Location
- Seaman Avenue Saxmundham, Suffolk, IP17 1DZ England 52°12′49″N 1°28′59″E﻿ / ﻿52.213723°N 1.482927°E

Information
- Type: Free school
- Motto: Providing a foundation for life
- Department for Education URN: 138273 Tables
- Ofsted: Reports
- Head teacher: Malcom Short
- Gender: Mixed
- Age: 11 to 16
- Enrolment: 222
- Capacity: 600
- Website: saxmundhamschool.org.uk

= SET Saxmundham School =

SET Saxmundham School (formerly Saxmundham Free School) is a free school in Saxmundham, Suffolk, East Anglia, with approximately 222 pupils. It opened in 2012, replacing Saxmundham Middle School, with 105 pupils out of a total of 312 places available. It was rated "good" by Ofsted in May 2014. In March 2018 Ofsted carried out a short inspection of the school where it maintained its "good" rating. In a full inspection by Ofsted in January 2022 it was rated "inadequate". In June 2023 the Seckford Education Trust announced it would be closing the school in August 2024.

== Results ==
The School's first GCSE results, in August 2015, made it the third-worst performing school in Suffolk. The school's education trust, Seckford Education Trust, launched an external review in August 2015, after only 28% of the 47 pupils achieved five or more A* to C grades, including English and Maths.
19% of the pupils achieved the English Baccalaureate (EBacc). The results were criticised by Tim Coulson, regional schools commissioner for the east of England, in a warning letter. An excerpt of the letter read: "the secretary of state is satisfied that the standards of performance of pupils at Saxmundham Free School and Beccles Free School are unacceptably low".

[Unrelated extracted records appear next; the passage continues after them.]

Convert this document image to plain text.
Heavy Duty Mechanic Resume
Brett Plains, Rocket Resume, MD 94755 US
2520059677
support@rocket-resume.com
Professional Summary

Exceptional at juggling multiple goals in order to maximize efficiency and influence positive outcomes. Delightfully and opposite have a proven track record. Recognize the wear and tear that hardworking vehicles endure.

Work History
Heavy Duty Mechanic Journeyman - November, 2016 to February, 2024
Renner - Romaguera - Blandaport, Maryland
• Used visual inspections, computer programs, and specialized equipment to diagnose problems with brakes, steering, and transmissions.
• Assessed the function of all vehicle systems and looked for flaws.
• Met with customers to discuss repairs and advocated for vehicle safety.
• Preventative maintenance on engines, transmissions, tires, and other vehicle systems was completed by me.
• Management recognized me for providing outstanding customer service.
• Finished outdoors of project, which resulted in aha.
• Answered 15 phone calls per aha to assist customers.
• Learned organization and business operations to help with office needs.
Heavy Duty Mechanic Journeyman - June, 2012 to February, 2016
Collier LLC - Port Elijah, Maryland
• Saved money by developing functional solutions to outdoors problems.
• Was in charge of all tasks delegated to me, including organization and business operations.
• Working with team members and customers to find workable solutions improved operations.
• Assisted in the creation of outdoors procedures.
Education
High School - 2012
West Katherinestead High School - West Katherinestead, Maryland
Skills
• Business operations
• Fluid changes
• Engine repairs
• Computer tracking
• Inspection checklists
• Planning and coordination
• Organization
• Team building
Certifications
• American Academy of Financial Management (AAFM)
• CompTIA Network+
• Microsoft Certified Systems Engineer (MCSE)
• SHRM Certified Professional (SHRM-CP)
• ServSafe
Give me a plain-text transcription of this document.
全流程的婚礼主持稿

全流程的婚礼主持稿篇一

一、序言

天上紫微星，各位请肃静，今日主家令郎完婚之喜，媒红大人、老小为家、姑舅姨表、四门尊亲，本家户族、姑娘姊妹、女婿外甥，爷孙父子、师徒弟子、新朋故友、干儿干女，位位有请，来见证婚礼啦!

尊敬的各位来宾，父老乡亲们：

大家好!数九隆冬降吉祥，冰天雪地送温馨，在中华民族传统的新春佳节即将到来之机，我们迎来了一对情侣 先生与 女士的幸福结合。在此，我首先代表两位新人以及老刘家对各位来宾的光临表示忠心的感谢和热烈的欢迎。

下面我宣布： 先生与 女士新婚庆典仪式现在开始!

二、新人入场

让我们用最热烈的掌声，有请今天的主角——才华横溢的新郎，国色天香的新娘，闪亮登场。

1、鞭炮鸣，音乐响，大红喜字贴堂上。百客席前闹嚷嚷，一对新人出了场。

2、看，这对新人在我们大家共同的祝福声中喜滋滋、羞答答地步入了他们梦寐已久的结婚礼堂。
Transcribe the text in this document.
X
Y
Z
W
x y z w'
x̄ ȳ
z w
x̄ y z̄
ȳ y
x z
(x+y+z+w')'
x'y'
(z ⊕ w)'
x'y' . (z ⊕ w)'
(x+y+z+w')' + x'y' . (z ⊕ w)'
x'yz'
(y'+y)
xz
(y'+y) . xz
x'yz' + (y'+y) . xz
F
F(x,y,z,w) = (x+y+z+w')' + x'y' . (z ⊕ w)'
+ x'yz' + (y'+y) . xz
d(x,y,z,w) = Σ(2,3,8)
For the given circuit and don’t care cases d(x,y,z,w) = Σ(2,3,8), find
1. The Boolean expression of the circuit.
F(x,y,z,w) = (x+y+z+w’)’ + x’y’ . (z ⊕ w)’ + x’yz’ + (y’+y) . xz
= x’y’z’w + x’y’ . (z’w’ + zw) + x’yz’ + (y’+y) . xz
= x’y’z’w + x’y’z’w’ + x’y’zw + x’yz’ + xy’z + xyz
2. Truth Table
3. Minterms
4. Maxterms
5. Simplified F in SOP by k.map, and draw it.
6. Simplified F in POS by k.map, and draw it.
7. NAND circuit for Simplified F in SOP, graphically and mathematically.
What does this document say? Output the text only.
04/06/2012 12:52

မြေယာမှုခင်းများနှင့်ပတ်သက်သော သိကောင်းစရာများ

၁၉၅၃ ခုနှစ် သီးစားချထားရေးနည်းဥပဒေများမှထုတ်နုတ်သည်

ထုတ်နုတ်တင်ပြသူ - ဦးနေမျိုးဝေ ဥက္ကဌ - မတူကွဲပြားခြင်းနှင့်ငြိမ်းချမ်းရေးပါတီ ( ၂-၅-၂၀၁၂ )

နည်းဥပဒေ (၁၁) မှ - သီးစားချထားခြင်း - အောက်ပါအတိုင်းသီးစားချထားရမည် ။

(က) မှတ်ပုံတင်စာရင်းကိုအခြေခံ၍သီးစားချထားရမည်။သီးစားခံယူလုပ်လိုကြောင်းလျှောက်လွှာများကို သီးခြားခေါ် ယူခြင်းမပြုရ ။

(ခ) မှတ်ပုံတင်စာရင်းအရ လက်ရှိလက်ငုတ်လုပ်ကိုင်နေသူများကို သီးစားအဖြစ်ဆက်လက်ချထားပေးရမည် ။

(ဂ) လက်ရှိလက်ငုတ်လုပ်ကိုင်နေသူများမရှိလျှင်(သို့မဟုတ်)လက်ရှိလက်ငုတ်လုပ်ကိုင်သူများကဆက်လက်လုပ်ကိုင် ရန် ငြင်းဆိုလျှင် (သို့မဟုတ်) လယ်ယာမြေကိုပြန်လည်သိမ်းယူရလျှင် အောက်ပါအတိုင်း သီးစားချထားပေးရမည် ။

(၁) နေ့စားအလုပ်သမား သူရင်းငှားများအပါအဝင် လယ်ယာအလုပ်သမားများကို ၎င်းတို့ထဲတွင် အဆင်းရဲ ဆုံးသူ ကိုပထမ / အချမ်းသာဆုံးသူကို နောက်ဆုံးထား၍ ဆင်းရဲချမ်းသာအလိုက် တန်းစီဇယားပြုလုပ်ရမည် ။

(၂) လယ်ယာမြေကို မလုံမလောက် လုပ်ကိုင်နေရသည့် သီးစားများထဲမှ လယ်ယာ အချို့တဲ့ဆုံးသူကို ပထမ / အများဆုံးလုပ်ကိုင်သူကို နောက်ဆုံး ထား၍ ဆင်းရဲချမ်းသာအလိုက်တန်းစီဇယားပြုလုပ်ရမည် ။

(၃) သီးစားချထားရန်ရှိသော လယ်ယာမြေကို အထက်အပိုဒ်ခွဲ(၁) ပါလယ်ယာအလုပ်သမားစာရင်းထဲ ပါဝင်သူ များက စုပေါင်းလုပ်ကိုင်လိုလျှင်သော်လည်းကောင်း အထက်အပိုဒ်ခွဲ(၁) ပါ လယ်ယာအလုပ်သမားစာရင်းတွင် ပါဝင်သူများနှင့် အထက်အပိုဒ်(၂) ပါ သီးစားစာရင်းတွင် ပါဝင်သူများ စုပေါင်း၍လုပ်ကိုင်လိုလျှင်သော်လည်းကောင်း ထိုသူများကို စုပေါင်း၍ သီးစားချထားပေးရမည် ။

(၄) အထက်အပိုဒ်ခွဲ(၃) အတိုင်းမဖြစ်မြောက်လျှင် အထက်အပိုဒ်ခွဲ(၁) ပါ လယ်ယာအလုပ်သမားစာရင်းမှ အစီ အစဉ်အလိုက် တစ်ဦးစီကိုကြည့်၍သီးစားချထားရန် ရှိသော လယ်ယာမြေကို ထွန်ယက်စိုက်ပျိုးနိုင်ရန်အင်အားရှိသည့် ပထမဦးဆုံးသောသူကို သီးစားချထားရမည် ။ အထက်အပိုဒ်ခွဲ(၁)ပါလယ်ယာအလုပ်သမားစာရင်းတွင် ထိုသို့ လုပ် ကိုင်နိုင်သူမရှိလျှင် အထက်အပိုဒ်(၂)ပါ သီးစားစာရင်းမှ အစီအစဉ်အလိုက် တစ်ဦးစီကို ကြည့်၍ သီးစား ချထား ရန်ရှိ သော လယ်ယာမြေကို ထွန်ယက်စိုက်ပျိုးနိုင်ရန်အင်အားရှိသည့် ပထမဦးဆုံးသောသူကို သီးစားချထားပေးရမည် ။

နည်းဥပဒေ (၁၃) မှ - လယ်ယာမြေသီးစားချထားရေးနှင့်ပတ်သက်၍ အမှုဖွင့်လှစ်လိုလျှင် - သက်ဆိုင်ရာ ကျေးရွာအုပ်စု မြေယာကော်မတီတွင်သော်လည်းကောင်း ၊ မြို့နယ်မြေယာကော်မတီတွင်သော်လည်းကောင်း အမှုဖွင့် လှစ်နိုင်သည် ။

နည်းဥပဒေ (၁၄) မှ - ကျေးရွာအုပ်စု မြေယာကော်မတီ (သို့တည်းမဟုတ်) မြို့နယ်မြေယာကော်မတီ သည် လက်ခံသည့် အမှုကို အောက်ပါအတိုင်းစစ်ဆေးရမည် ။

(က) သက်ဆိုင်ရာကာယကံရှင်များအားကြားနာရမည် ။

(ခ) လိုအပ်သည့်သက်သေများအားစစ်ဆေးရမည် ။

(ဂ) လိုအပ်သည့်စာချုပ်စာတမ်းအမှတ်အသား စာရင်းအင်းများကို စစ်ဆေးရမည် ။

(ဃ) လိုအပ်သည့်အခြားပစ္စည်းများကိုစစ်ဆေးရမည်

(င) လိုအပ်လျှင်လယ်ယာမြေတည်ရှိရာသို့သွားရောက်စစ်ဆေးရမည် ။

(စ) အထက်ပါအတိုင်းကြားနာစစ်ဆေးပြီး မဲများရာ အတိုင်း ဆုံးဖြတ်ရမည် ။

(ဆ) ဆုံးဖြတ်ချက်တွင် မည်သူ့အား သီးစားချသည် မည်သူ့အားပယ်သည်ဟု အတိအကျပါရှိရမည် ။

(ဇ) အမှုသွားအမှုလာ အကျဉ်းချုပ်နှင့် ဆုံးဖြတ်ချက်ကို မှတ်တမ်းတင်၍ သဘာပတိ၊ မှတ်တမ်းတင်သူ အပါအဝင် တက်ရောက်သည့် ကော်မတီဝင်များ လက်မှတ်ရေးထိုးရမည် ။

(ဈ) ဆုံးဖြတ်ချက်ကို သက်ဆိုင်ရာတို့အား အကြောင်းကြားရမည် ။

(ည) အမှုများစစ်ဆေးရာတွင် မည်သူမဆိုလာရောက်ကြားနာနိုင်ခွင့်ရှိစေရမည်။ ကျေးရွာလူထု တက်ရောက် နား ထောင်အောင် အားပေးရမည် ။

The School received its third set of GCSE results in 2017, and continued its trend of improving its results year on year since opening. Although not a direct comparison, due to the new GCSE measures, the results show that GCSE performance has increased at the School by 28% in 2017 compared to 2016.

The School was fourth in Suffolk for the Progress 8 measure, with a score of 0.46, meaning all students progressed to achieve half a grade higher in their GCSEs than was predicted at age 11. Progress for English and maths is also incredibly strong and significantly above National outcomes, with 89% achieving a grade 4 or above in English and 73% achieving a grade 4 or above in maths.

In August 2018 63% of pupils achieved at least a Grade 4 in English and maths GCSE.

In its 2023 GCSE results just 12% of pupils achieved a Grade 5 or above in English and maths. Its Progress 8 score, a measure of pupils' progress in eight subjects from Key Stage 2 to Key Stage 4, was -1.01, a rating of "Well below average".

SET Saxmundham School is part of the Seckford Education Trust (The Trust) which also operates SET Beccles and SET Ixworth Schools as well as SET Causton Juniors and SET Maidstone Infants in Felixstowe. In this latest set of results, the Trust was 7th (out of 62) in the whole country in terms of student progress and was number 1 in the country for improving the performance of disadvantaged students.